From Indian Economy Notes » Security Market in India

We can understand Inflation-Indexed Bond (IIB) as a constant return to the investor irrespective of the level of inflation in an economy. In other words, we can say that it is basically an instrument that is used to provide a hedge and to safeguard the investor against macroeconomic risks in an economy.

The issue of IIBs has a lot of significance in the Emerging Market and Developing Economies during the recent years because during this period the value of money loses rapidly in an environment of high inflation. Basically, Inflation-Indexed bonds are limited on account of the low inflation experienced in these economies.

This topic of “Inflation Indexed Bonds – Features and Benefits” is important from the perspective of the UPSC IAS Examination, which falls under General Studies Portion.

How IIBs Work?

It is very important to understand the application of this concept. We can understand it better by comparing it with the instrument of fixed deposits with the bank because fixed deposit also offers a fixed rate of interest for the investment for a given number of years but the difference is that it does not protect the investor from the erosion of the real value of the deposit due to inflation. On the other hand, if somebody invests in IIB then it gives a constant minimum real return irrespective of the inflation level in the economy. The capital of the investor will increases with inflation, so actual interest is better than originally promised. Now, let’s understand what happens in the case of Deflation, in such case,  interest payments decrease with the negative inflation. However, this does not affect the capital as it does not decline below the face value.

History Of IIB

One of the major concerns in 2008-2013 was Inflation where real interest rates were consistently negative. This period also was noted for the high current account deficit (CAD), which means that it saw huge investment in the alternate instrument – gold – by the households, necessitating the heavy import of gold. So, the need to reduce the attractiveness of gold for investment and reduce the CAD was felt, and hence the Government of India launched Inflation-indexed bonds (IIB) on 4 June 2013.
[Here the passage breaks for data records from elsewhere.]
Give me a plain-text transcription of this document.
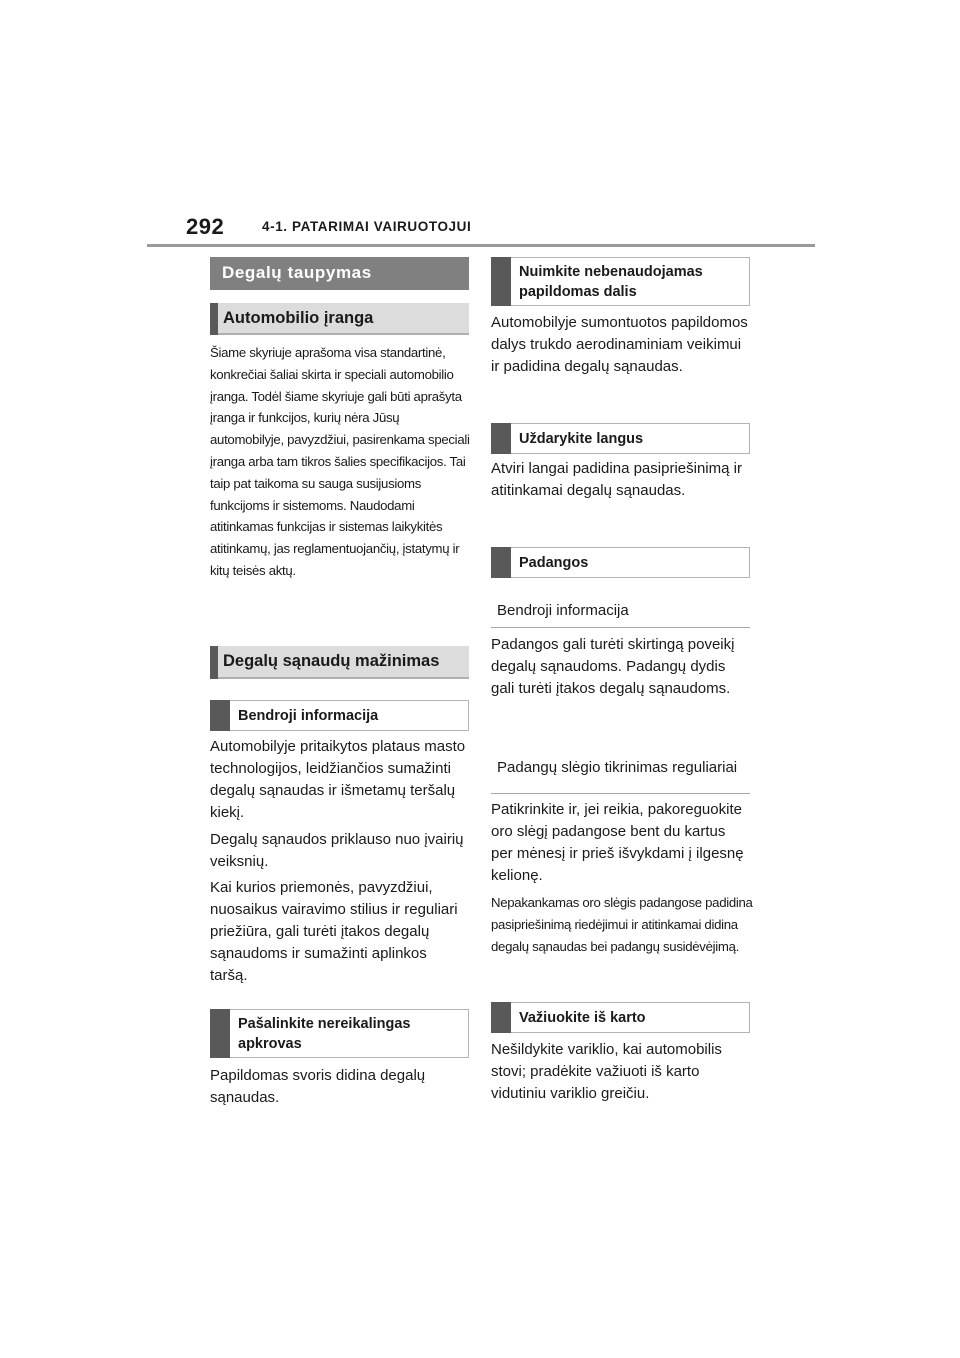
292	4-1. PATARIMAI VAIRUOTOJUI
Degalų taupymas
Automobilio įranga

Šiame skyriuje aprašoma visa standartinė, konkrečiai šaliai skirta ir speciali automobilio įranga. Todėl šiame skyriuje gali būti aprašyta įranga ir funkcijos, kurių nėra Jūsų automobilyje, pavyzdžiui, pasirenkama speciali įranga arba tam tikros šalies specifikacijos. Tai taip pat taikoma su sauga susijusioms funkcijoms ir sistemoms. Naudodami atitinkamas funkcijas ir sistemas laikykitės atitinkamų, jas reglamentuojančių, įstatymų ir kitų teisės aktų.

Degalų sąnaudų mažinimas
Bendroji informacija

Automobilyje pritaikytos plataus masto technologijos, leidžiančios sumažinti degalų sąnaudas ir išmetamų teršalų kiekį.

Degalų sąnaudos priklauso nuo įvairių veiksnių.

Kai kurios priemonės, pavyzdžiui, nuosaikus vairavimo stilius ir reguliari priežiūra, gali turėti įtakos degalų sąnaudoms ir sumažinti aplinkos taršą.

Pašalinkite nereikalingas apkrovas

Papildomas svoris didina degalų sąnaudas.

Nuimkite nebenaudojamas papildomas dalis

Automobilyje sumontuotos papildomos dalys trukdo aerodinaminiam veikimui ir padidina degalų sąnaudas.

Uždarykite langus

Atviri langai padidina pasipriešinimą ir atitinkamai degalų sąnaudas.

Padangos
Bendroji informacija

Padangos gali turėti skirtingą poveikį degalų sąnaudoms. Padangų dydis gali turėti įtakos degalų sąnaudoms.

Padangų slėgio tikrinimas reguliariai

Patikrinkite ir, jei reikia, pakoreguokite oro slėgį padangose bent du kartus per mėnesį ir prieš išvykdami į ilgesnę kelionę.

Nepakankamas oro slėgis padangose padidina pasipriešinimą riedėjimui ir atitinkamai didina degalų sąnaudas bei padangų susidėvėjimą.

Važiuokite iš karto

Nešildykite variklio, kai automobilis stovi; pradėkite važiuoti iš karto vidutiniu variklio greičiu.
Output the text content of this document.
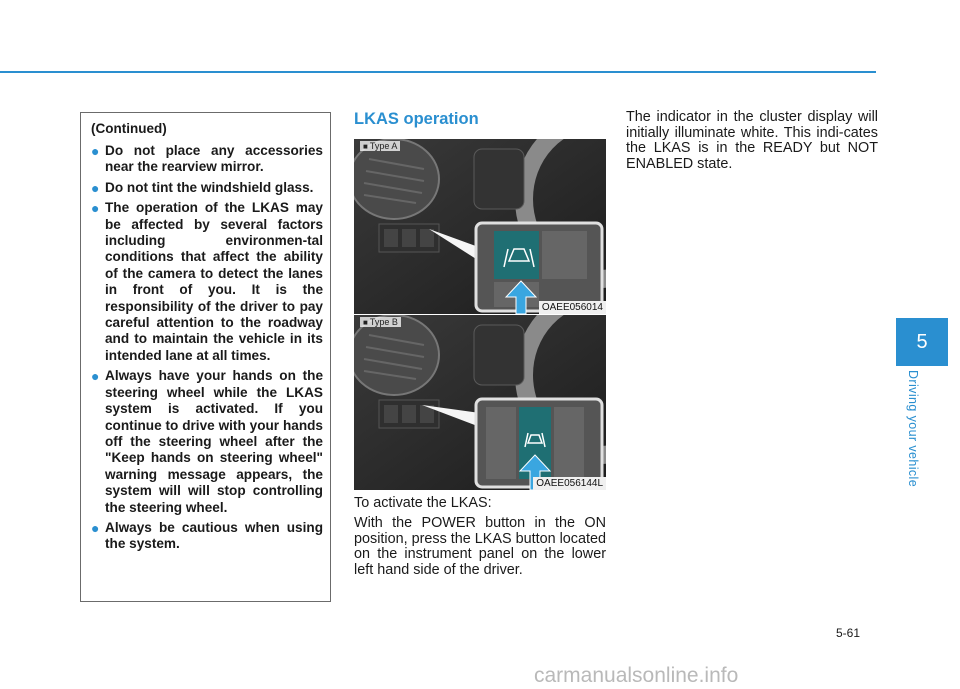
(Continued)
● Do not place any accessories near the rearview mirror.
● Do not tint the windshield glass.
● The operation of the LKAS may be affected by several factors including environmen-tal conditions that affect the ability of the camera to detect the lanes in front of you. It is the responsibility of the driver to pay careful attention to the roadway and to maintain the vehicle in its intended lane at all times.
● Always have your hands on the steering wheel while the LKAS system is activated. If you continue to drive with your hands off the steering wheel after the "Keep hands on steering wheel" warning message appears, the system will will stop controlling the steering wheel.
● Always be cautious when using the system.
LKAS operation
■ Type A
OAEE056014
■ Type B
OAEE056144L

To activate the LKAS:

With the POWER button in the ON position, press the LKAS button located on the instrument panel on the lower left hand side of the driver.

The indicator in the cluster display will initially illuminate white. This indi-cates the LKAS is in the READY but NOT ENABLED state.

5
Driving your vehicle
5-61
carmanualsonline.info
The wholesale Price Index which was then used as the key measure of inflation by RBI was auctioned linking to its first tranche. IIB bonds were started to be issued on monthly basis or on the last Tuesday of each month till December 2013. The annual return rate was  1.44% (through half-yearly coupon) over and above the headline inflation (WPI). Through Order Matching Negotiated Dealing Systems (NDS-OM), NDS-OM (web-based), Over the Counter (OTC) market, and stock exchanges these 10-year bonds could be traded. In 2013, IIB bonds worth Rs 6500 crore.
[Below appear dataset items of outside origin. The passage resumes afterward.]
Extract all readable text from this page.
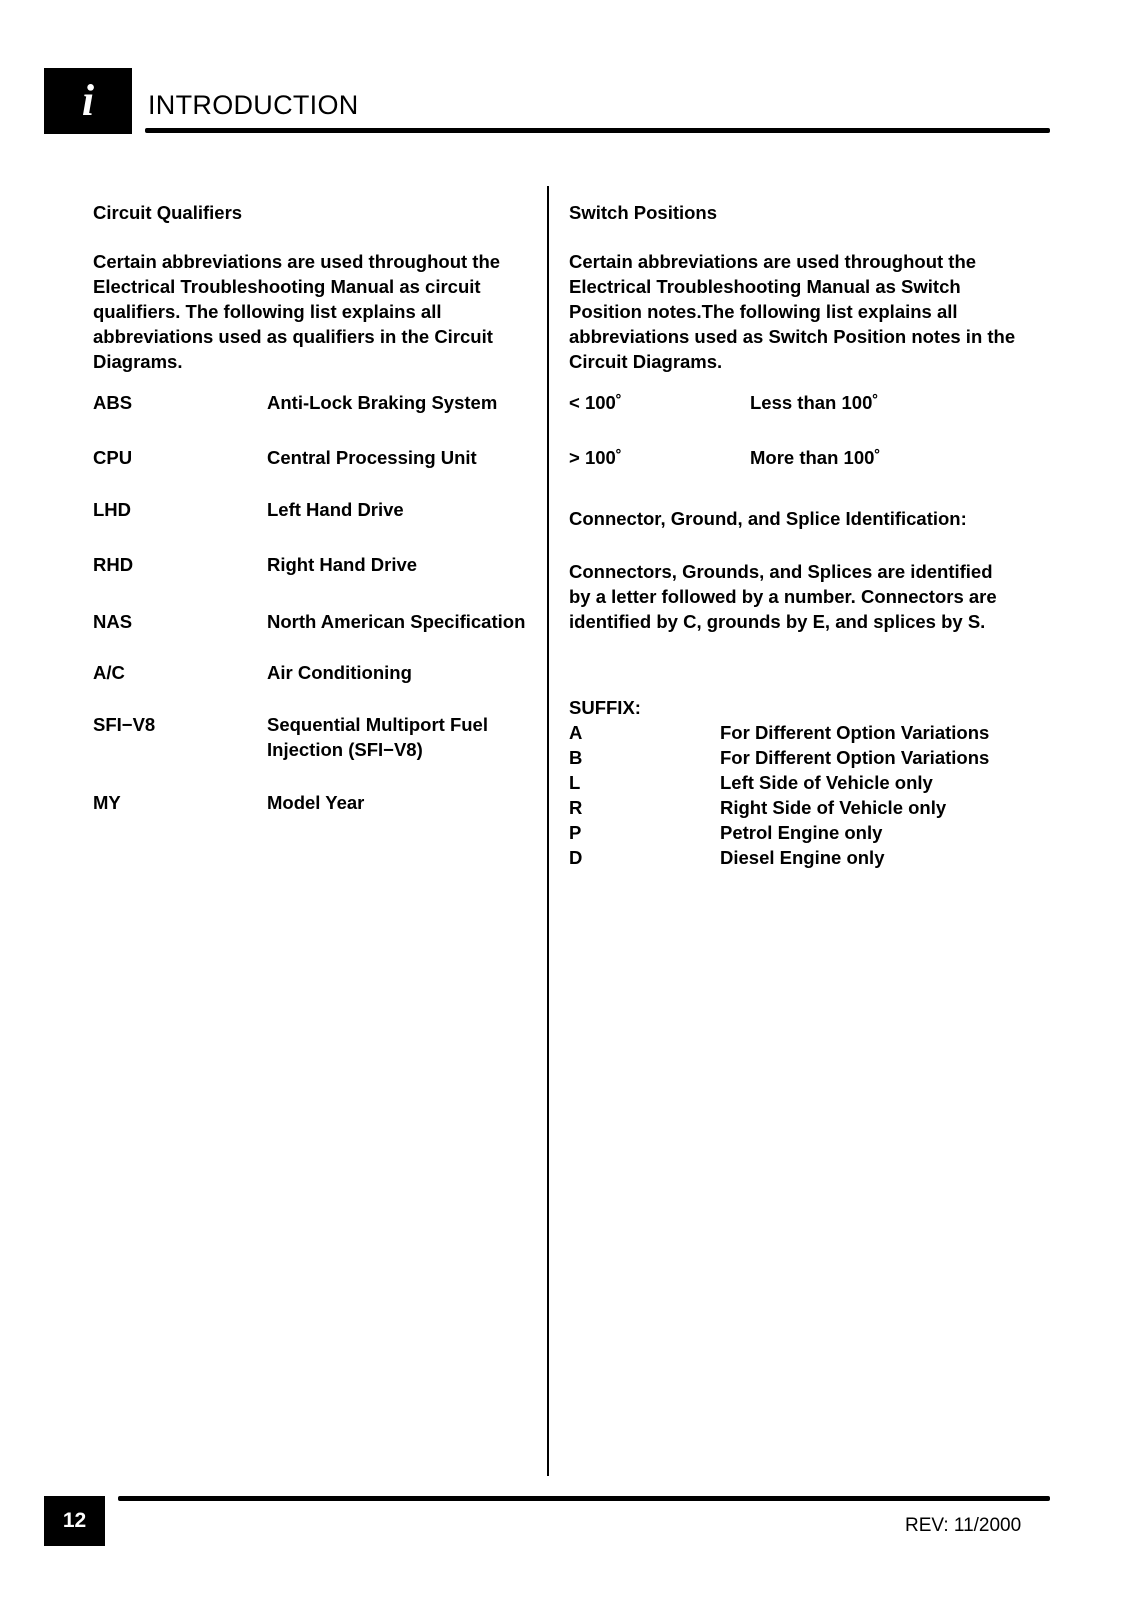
i	INTRODUCTION
Circuit Qualifiers
Certain abbreviations are used throughout the Electrical Troubleshooting Manual as circuit qualifiers. The following list explains all abbreviations used as qualifiers in the Circuit Diagrams.
ABS	Anti-Lock Braking System
CPU	Central Processing Unit
LHD	Left Hand Drive
RHD	Right Hand Drive
NAS	North American Specification
A/C	Air Conditioning
SFI−V8	Sequential Multiport Fuel
Injection (SFI−V8)
MY	Model Year
Switch Positions
Certain abbreviations are used throughout the Electrical Troubleshooting Manual as Switch Position notes.The following list explains all abbreviations used as Switch Position notes in the Circuit Diagrams.
< 100˚	Less than 100˚
> 100˚	More than 100˚
Connector, Ground, and Splice Identification:
Connectors, Grounds, and Splices are identified by a letter followed by a number. Connectors are identified by C, grounds by E, and splices by S.
SUFFIX:
A	For Different Option Variations
B	For Different Option Variations
L	Left Side of Vehicle only
R	Right Side of Vehicle only
P	Petrol Engine only
D	Diesel Engine only
12	REV: 11/2000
After a certain period of time, IIB bonds lost their attractiveness, as there has been significant moderation in inflation since 2014-15. Then, later on, The IIB bonds turned highly illiquid, as WPI inflation remained negative for consecutive 15 months (as of Feb 2015) since November 2014. In order to improve the liquidity in the G Secs market, Government then decided to buy back the IIB bonds. The Government of India announced that it will repurchase the IIB of 1.44% Inflation government stocks 2023 in February 2016 through the reverse auction for an aggregate amount of Rs. 6500 crore (face value). The repurchase then was undertaken as an ad-hoc measure to redeem the government stock prematurely by utilizing the surplus cash balance.